Eyes lit up with grey fire, the kobold howled and sprang. Teeth that no longer deserved the title of fangs scrabbled at her side, at her neck; claws sharpened by amateur hands tore at her face. The Priestess screamed, spell dropping. She tried to kick up more boiling water, enough to flashboil any living creature less hardy than stone, but it didn’t matter. She’d attacked a dragon.
And a kobold never forgets.
And perhaps some latent gift from her fire-drake legacy kicked in; the boiling water clung to her, ripping at her scales and tearing at her sensitive eyes and mouth, but she didn’t die. She bit down hard, thrashing at the Priestess’ skin with her sharpened claws, ripping blindly at whatever she could reach. The merrow died screaming, her protection fading and the boiled water sweeping in to consume her whole.
Seros, unhindered, cleared the last thousand feet and spent half a second ripping the stunned merrow head from tail.
Mana exploded through the room, rich and powerful and so welcome I wanted to cry; I immediately grabbed a strand of Bronze-ranked and flung it at the kobold, drifting away from the corpse of her kill.

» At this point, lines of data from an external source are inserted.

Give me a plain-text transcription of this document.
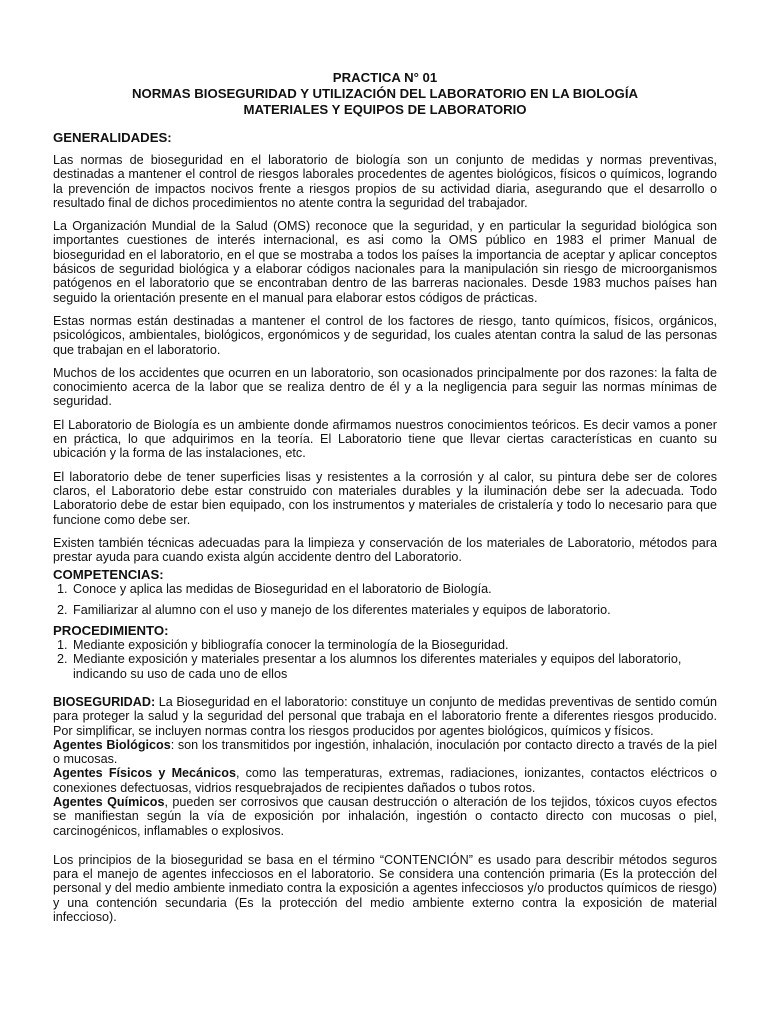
PRACTICA N° 01
NORMAS BIOSEGURIDAD Y UTILIZACIÓN DEL LABORATORIO EN LA BIOLOGÍA
MATERIALES Y EQUIPOS DE LABORATORIO
GENERALIDADES:

Las normas de bioseguridad en el laboratorio de biología son un conjunto de medidas y normas preventivas, destinadas a mantener el control de riesgos laborales procedentes de agentes biológicos, físicos o químicos, logrando la prevención de impactos nocivos frente a riesgos propios de su actividad diaria, asegurando que el desarrollo o resultado final de dichos procedimientos no atente contra la seguridad del trabajador.

La Organización Mundial de la Salud (OMS) reconoce que la seguridad, y en particular la seguridad biológica son importantes cuestiones de interés internacional, es asi como la OMS público en 1983 el primer Manual de bioseguridad en el laboratorio, en el que se mostraba a todos los países la importancia de aceptar y aplicar conceptos básicos de seguridad biológica y a elaborar códigos nacionales para la manipulación sin riesgo de microorganismos patógenos en el laboratorio que se encontraban dentro de las barreras nacionales. Desde 1983 muchos países han seguido la orientación presente en el manual para elaborar estos códigos de prácticas.

Estas normas están destinadas a mantener el control de los factores de riesgo, tanto químicos, físicos, orgánicos, psicológicos, ambientales, biológicos, ergonómicos y de seguridad, los cuales atentan contra la salud de las personas que trabajan en el laboratorio.

Muchos de los accidentes que ocurren en un laboratorio, son ocasionados principalmente por dos razones: la falta de conocimiento acerca de la labor que se realiza dentro de él y a la negligencia para seguir las normas mínimas de seguridad.

El Laboratorio de Biología es un ambiente donde afirmamos nuestros conocimientos teóricos. Es decir vamos a poner en práctica, lo que adquirimos en la teoría. El Laboratorio tiene que llevar ciertas características en cuanto su ubicación y la forma de las instalaciones, etc.

El laboratorio debe de tener superficies lisas y resistentes a la corrosión y al calor, su pintura debe ser de colores claros, el Laboratorio debe estar construido con materiales durables y la iluminación debe ser la adecuada. Todo Laboratorio debe de estar bien equipado, con los instrumentos y materiales de cristalería y todo lo necesario para que funcione como debe ser.

Existen también técnicas adecuadas para la limpieza y conservación de los materiales de Laboratorio, métodos para prestar ayuda para cuando exista algún accidente dentro del Laboratorio.

COMPETENCIAS:
1. Conoce y aplica las medidas de Bioseguridad en el laboratorio de Biología.
2. Familiarizar al alumno con el uso y manejo de los diferentes materiales y equipos de laboratorio.
PROCEDIMIENTO:
1. Mediante exposición y bibliografía conocer la terminología de la Bioseguridad.
2. Mediante exposición y materiales presentar a los alumnos los diferentes materiales y equipos del laboratorio, indicando su uso de cada uno de ellos

BIOSEGURIDAD: La Bioseguridad en el laboratorio: constituye un conjunto de medidas preventivas de sentido común para proteger la salud y la seguridad del personal que trabaja en el laboratorio frente a diferentes riesgos producido. Por simplificar, se incluyen normas contra los riesgos producidos por agentes biológicos, químicos y físicos.

Agentes Biológicos: son los transmitidos por ingestión, inhalación, inoculación por contacto directo a través de la piel o mucosas.

Agentes Físicos y Mecánicos, como las temperaturas, extremas, radiaciones, ionizantes, contactos eléctricos o conexiones defectuosas, vidrios resquebrajados de recipientes dañados o tubos rotos.

Agentes Químicos, pueden ser corrosivos que causan destrucción o alteración de los tejidos, tóxicos cuyos efectos se manifiestan según la vía de exposición por inhalación, ingestión o contacto directo con mucosas o piel, carcinogénicos, inflamables o explosivos.

Los principios de la bioseguridad se basa en el término “CONTENCIÓN” es usado para describir métodos seguros para el manejo de agentes infecciosos en el laboratorio. Se considera una contención primaria (Es la protección del personal y del medio ambiente inmediato contra la exposición a agentes infecciosos y/o productos químicos de riesgo) y una contención secundaria (Es la protección del medio ambiente externo contra la exposición de material infeccioso).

Seros threw his own power a second behind, wrenching the water away to give her air to breathe.
She wasn’t bound to me any longer, but she was dungeonborn, and I shoved as much healing mana into her as her body would handle. She slumped over, but the milky shade of her eyes started to fade, scales regrowing and blood refilling through her veins.
She would live.
And, as my points of awareness slowly started to reappear as mana returned to my system, I could see the merrow with the trident had fled through the entrance he had been guarding.
Silence rippled through my third floor.
A merrow had escaped, off to tell Calarata about my true position as a dungeon and soon there would be more raids, more invaders, more people desperate to steal my connection to the Otherworld. I should have been panicked, furious.
All I felt was a desperate, desperate relief.